Laura Rubin is a street photographer who has captured many scenes of the lost city. Perhaps best known for her work documenting Andy Warhol's performers--see an interview with her in Warhol Stars--her photos can be found at her website and in a slideshow on youtube. She was gracious enough to answer a few of my questions here.
Kue Jong Barber, Bayard St., 1988
Q: You were born in Brooklyn and lived in Manhattan for many years. As a long-term resident and a native, how do you think of the current state of the city? Has it lost its soul or is that just being melodramatic?
A: i don't think you are being melodramatic. the city has always changed, but the speed of change over the last few years is scary.

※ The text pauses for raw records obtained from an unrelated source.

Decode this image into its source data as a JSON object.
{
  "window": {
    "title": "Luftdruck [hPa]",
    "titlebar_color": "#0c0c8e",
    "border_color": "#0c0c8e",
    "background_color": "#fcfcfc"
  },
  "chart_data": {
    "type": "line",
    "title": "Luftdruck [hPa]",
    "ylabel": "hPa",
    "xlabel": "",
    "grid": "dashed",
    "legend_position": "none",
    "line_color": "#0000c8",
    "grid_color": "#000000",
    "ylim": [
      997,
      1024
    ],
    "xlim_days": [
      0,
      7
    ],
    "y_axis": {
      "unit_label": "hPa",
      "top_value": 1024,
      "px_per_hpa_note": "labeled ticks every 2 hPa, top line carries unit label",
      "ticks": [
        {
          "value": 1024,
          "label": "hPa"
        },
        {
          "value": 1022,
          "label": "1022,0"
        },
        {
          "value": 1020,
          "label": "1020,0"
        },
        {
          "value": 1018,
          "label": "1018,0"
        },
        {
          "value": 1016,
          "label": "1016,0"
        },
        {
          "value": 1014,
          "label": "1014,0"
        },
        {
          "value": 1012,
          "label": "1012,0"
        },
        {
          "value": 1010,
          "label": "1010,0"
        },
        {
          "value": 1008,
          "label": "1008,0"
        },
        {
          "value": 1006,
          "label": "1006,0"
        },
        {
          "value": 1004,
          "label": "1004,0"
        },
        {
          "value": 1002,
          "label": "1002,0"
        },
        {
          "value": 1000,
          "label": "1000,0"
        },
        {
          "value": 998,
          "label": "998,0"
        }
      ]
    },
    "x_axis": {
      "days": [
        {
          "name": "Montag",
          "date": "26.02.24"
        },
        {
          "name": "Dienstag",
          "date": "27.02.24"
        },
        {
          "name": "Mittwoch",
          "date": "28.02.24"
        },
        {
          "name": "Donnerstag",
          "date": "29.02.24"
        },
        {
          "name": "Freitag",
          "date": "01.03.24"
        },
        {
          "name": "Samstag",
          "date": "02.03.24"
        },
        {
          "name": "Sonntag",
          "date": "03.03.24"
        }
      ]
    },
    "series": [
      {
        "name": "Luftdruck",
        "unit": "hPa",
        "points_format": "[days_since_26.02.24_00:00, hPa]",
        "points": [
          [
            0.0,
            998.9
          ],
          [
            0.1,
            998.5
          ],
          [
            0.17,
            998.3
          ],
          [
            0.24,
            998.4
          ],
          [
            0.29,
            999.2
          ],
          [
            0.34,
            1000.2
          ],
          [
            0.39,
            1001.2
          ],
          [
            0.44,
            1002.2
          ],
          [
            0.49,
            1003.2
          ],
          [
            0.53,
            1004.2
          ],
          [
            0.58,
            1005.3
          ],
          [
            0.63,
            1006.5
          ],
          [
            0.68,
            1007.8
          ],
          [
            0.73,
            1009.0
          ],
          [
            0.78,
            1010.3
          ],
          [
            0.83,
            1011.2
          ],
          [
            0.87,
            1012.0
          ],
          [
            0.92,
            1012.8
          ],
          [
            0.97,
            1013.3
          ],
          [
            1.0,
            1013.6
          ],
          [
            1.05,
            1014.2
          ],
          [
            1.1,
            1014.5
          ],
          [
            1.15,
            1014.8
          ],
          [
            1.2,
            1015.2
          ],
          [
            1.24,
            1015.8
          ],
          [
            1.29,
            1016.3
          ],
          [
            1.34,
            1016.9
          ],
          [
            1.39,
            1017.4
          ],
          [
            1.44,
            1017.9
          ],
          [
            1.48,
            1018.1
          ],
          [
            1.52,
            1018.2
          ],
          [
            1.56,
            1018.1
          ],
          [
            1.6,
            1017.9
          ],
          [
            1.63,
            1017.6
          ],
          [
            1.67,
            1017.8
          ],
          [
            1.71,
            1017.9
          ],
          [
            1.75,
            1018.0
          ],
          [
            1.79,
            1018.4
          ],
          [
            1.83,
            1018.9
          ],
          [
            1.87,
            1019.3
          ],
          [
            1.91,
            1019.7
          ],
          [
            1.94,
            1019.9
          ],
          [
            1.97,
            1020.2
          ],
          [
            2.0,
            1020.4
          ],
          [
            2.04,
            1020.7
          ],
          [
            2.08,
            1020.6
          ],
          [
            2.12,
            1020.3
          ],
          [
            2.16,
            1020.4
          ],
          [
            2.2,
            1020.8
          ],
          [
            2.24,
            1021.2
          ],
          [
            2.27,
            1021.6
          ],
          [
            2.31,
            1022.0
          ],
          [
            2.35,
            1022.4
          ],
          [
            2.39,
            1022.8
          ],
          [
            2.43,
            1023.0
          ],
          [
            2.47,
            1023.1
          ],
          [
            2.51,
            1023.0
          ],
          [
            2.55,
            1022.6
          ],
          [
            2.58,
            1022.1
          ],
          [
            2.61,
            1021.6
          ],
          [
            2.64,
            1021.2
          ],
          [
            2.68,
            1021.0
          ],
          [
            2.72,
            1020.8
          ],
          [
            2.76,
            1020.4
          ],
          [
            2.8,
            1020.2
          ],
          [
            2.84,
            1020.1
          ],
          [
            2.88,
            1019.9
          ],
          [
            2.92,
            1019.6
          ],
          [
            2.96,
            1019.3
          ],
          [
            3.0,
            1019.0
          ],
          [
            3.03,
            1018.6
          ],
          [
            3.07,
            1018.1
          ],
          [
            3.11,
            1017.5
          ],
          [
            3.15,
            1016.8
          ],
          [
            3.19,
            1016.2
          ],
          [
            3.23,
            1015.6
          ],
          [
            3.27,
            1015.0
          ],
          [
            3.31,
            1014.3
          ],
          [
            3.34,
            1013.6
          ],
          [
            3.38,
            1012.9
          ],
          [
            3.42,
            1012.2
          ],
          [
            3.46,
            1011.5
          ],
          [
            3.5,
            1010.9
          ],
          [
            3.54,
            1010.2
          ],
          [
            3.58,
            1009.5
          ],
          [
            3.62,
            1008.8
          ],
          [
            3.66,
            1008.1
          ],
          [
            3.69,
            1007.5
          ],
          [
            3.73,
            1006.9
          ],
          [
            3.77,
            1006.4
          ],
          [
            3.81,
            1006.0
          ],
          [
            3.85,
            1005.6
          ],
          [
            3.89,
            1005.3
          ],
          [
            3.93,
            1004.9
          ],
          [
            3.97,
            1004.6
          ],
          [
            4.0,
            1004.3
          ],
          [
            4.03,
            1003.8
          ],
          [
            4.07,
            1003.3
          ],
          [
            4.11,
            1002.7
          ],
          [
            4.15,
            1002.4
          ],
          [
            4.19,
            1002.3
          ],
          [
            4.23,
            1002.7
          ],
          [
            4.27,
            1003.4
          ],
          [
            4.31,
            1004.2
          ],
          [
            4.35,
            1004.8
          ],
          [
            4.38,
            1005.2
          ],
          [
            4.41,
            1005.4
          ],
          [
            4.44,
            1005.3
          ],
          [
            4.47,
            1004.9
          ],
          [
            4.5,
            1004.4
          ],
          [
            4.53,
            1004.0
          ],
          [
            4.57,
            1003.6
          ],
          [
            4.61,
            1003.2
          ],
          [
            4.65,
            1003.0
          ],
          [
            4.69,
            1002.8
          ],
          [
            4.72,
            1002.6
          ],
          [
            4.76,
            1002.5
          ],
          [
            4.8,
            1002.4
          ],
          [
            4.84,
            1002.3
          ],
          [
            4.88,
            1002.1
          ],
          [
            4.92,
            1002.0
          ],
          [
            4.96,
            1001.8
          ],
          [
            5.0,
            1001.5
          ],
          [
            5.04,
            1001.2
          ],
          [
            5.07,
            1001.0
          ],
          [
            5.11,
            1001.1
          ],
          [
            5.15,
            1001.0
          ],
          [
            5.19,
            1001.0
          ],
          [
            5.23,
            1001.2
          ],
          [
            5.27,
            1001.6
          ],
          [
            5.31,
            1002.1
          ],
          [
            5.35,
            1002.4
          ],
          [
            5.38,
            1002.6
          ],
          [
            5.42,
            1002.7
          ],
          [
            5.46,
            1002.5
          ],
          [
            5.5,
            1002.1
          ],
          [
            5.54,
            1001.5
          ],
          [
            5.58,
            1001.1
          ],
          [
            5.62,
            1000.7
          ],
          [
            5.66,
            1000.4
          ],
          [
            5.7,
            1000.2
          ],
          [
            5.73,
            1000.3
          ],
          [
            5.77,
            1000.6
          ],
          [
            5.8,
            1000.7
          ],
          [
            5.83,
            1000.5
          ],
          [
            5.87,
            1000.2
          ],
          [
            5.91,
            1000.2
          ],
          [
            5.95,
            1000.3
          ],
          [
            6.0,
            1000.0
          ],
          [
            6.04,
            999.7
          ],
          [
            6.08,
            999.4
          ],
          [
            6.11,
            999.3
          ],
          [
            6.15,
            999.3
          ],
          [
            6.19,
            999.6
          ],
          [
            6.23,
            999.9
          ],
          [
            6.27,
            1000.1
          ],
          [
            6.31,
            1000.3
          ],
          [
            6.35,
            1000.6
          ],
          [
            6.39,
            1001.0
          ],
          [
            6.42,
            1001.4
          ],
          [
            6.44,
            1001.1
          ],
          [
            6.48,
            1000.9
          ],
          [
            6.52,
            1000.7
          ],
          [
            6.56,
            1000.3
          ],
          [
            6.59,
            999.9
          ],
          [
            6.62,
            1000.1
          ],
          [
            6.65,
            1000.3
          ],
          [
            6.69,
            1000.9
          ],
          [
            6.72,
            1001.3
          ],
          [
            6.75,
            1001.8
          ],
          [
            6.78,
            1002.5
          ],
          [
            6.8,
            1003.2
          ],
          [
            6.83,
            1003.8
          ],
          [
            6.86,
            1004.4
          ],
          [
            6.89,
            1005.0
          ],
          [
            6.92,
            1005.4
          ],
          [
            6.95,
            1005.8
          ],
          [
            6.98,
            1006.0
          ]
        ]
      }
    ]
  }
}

bloomberg is so picky about food & smoke. that’s great, but what about some laws for visuals? where do we put chain stores? why can’t the box drugstores/banks/tech places conform a bit to the specific areas? can these stores be more subtle in some neighborhoods? what’s up with all those primary colors? you can thank bloomberg for making new york into a tourist destination. it’s shameful--sex & the city tours? on perry st? how downwardly mobile.
Mario Montez Making Up, 1969
Q: Your work brings to mind the recent book of photos Justin Bond/Jackie Curtis by Hilton Als. Do you find yourself at all drawn to photographing contemporary drag queens and other gender artists?
A: i did those photos 2 generations ago, when i was in college. drag pictures make up like 3% of my work. but they got the most attention, more than i wanted. (be careful what you wish for.) they were pulled from every major magazine & book publisher. what is so menacing about a little puerto rican man putting on make up? it was so conservative then.
& warhol had all that bad p.r. the NYT wrote an article about how dangerous & perverse the factory was. this was before he was shot. basically, he paved the way for oprah.
recently, columbia university had a "mario montez day" (the ethnicity, race, & gender studies dept/latino division. enough said). they used my photo as the PR poster. no, i don’t have an attraction to photographing drag. though a good performance is always fun.
Tommy the Polisher, Chinatown, 1993
Q: What inspires you, as a photographer, about the city today?
A: when shooting photos in 1993, i noticed new york had changed, but also stayed the same. it was the feeling of history that attracted me, the streets & the landmarks that still exist. i passed the same buildings as i did in the mid 60s, & felt the same energy, especially on the lower east side. it was if time had stopped for that moment.
new york is the world’s most gigantic movie set. all new yorkers star in the movie of life, 24/7. huntington hartford is a new yorker. so are the eldridge street boyz, the chinese waiter, penny in her silk dress, the ducks, the dogs. that is what my website/video is about. 800 languages are spoken in new york. there are still traces of ancient history. how’s that for a film? you never have to leave, it’s all there. you can cross all worlds in a day. that’s what inspires me about new york.
i continued to photograph through 2008. each time i returned, more would "vanish." upon each visit, i had to search for private spaces, to just "be."